Robert J. Murphy, Special Agent in Charge of the Atlanta Field Division of the Drug Enforcement Administration (DEA), which oversees North Carolina, and Jackson County Sheriff Doug Farmer  joined U.S. Attorney King in making the announcement. 

According to filed court documents and the plea hearing, in April 2021, deputies with the Jackson County Sheriff’s Office arrested Tate for suspected distribution of fentanyl. Court records show that while Tate was in custody at the Jackson County Detention Center, she supplied two inmates with fentanyl, causing them to overdose. As a result, both overdose victims were transported to the hospital, and one victim was placed on a ventilator. Both victims later recovered from their drug overdose. According to court documents, over the course of the investigation into the drug overdose incidents, law enforcement determined that Tate had supplied each victim with a substance that contained fentanyl, which Tate was able to conceal and later retrieve from a body cavity. 

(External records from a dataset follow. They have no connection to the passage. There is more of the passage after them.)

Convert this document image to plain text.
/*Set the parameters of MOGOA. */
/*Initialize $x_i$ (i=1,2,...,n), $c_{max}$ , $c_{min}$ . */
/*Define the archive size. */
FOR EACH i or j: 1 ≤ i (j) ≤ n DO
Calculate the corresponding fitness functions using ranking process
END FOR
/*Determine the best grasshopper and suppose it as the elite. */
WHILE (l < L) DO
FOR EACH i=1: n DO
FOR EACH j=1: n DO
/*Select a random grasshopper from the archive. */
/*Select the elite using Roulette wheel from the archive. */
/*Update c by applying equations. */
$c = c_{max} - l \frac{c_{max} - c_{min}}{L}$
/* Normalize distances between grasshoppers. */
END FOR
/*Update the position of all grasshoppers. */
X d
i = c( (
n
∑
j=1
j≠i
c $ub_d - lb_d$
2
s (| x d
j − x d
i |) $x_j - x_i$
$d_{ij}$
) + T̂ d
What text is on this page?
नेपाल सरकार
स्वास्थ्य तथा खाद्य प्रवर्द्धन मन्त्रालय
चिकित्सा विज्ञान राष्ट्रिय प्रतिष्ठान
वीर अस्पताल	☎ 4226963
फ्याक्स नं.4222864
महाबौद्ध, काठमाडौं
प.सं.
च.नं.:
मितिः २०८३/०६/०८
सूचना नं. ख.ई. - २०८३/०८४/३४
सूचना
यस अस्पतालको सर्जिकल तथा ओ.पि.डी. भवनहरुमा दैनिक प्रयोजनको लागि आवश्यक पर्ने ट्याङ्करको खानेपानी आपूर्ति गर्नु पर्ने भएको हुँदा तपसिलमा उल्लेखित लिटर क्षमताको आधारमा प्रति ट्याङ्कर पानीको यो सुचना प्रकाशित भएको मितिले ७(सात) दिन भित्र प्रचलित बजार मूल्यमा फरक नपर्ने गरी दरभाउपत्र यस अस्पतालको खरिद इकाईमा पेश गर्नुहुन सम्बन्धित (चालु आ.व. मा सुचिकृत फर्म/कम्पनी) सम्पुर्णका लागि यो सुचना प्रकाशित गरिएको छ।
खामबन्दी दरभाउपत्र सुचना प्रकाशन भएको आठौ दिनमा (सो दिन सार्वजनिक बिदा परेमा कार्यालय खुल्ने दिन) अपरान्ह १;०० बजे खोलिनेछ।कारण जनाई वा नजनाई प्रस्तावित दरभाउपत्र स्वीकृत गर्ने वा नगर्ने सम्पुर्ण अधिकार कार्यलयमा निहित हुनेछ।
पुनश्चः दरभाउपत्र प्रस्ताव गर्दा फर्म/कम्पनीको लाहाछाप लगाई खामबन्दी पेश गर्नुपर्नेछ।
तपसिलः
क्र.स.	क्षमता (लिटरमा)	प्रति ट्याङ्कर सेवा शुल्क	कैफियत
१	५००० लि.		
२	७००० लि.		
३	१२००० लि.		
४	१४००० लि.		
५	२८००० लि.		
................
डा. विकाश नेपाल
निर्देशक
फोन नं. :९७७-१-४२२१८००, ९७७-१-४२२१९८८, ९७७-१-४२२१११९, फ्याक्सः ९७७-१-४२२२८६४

According to the DEA, fentanyl is a synthetic opioid that is 50 times more potent than heroin and 100 times more potent than morphine. Fentanyl remains the deadliest drug threat in the United States. According to the CDC, more than 100,000 people in the United States died of drug overdoses and drug poisonings in the 12-month period ending in January 2022. Sixty-seven percent of those deaths involved synthetic opioids like fentanyl. Some of these deaths were attributed to fentanyl mixed with other illicit drugs like cocaine, methamphetamine, and heroin, with many users unaware they were actually taking fentanyl. 

Tate is currently in federal custody. At sentencing, Tate faces a sentence of 20 years in prison. A sentencing date has not been set. 

U.S. Attorney King thanked the DEA’s Asheville Post of Duty and the Jackson County Sheriff’s Office for their investigation of this case. 

Assistant U.S. Attorney Thomas Kent of the U.S. Attorney’s Office in Charlotte is prosecuting the case.